This distinct-looking vegetable (Brassica oleracea Caulo-rapa) is about halfway between a Cabbage and a Turnip. The stem is swollen into a roundish turnip-like mass or "bulb" which varies from 3 to 8 in. in diameter, the smaller size being more valued for human use, the larger ones for cattle. As a market-garden crop it is not yet extensively grown. There are two principal varieties - the white-bulbed or Green Kohl-rabi, and the Purple Kohl-rabi. According to the Returns of the Board of Agriculture and Fisheries, there were 13,330 ac. of Kohl-rabi grown in 1911. Suffolk apparently is the largest Kohl-rabi-growing county in the kingdom, with nearly 1300 ac.


Fig. 477. - Kohlrabi.

Kohl-rabi flourishes in rather a heavy soil that has been deeply dug and well manured.
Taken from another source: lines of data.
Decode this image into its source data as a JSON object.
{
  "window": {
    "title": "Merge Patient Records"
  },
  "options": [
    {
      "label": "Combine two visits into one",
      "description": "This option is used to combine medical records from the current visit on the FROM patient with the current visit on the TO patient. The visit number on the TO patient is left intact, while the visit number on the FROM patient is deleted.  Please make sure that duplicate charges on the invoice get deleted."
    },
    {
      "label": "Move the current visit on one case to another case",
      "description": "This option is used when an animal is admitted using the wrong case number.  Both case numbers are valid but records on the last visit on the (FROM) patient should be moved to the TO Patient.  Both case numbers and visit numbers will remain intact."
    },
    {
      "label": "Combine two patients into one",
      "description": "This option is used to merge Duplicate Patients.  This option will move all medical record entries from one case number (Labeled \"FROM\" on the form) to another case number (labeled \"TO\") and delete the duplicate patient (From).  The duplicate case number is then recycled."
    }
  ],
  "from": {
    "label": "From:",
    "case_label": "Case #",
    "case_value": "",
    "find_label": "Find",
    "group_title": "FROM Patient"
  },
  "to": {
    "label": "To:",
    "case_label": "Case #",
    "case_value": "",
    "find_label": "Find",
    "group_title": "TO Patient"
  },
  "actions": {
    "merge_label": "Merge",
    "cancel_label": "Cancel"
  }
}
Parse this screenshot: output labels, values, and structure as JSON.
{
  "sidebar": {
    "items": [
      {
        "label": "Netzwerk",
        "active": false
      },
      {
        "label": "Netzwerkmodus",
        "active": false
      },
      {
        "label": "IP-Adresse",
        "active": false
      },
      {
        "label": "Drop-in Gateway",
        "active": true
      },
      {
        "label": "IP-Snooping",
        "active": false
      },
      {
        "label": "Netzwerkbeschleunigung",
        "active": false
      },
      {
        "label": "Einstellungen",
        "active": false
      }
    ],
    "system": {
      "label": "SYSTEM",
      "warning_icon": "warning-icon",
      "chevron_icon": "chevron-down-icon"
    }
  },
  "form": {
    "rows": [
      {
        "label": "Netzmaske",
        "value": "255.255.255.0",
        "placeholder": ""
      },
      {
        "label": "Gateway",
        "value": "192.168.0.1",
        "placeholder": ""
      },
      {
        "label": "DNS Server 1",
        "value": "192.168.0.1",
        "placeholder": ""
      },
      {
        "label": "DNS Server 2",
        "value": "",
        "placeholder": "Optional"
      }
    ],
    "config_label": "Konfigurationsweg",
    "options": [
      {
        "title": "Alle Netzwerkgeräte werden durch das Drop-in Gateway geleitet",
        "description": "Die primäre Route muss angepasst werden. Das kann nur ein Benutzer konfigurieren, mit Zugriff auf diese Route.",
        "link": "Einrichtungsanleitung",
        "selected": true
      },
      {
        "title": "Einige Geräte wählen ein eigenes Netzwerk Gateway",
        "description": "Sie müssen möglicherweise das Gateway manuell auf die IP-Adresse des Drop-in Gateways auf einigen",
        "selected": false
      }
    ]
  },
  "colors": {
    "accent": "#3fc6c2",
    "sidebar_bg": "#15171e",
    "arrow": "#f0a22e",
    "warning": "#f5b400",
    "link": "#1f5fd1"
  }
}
The seeds may be sown in drills about 18 in. apart, the young plants being afterwards thinned out to at least 12 in. apart in the rows, giving about 30,000 plants to the acre. The seeds may also be sown in beds from which the seedlings are transplanted 18 in. apart every way, a little less than 20,000 plants to the acre. From 20 to 40 tons of "bulbs" may be obtained to the acre. The bulbs are best for household purposes when young and tender, and 3 to 4 in. in diameter.

Being a Crucifer Kohl-rabi is subject to attack from the "clubroot" fungus (Plasmodiophora brassicce), and should therefore not be grown in soil known to be afflicted with this disease until it has been well dressed with basic slag, lime, or chalk. [J. W].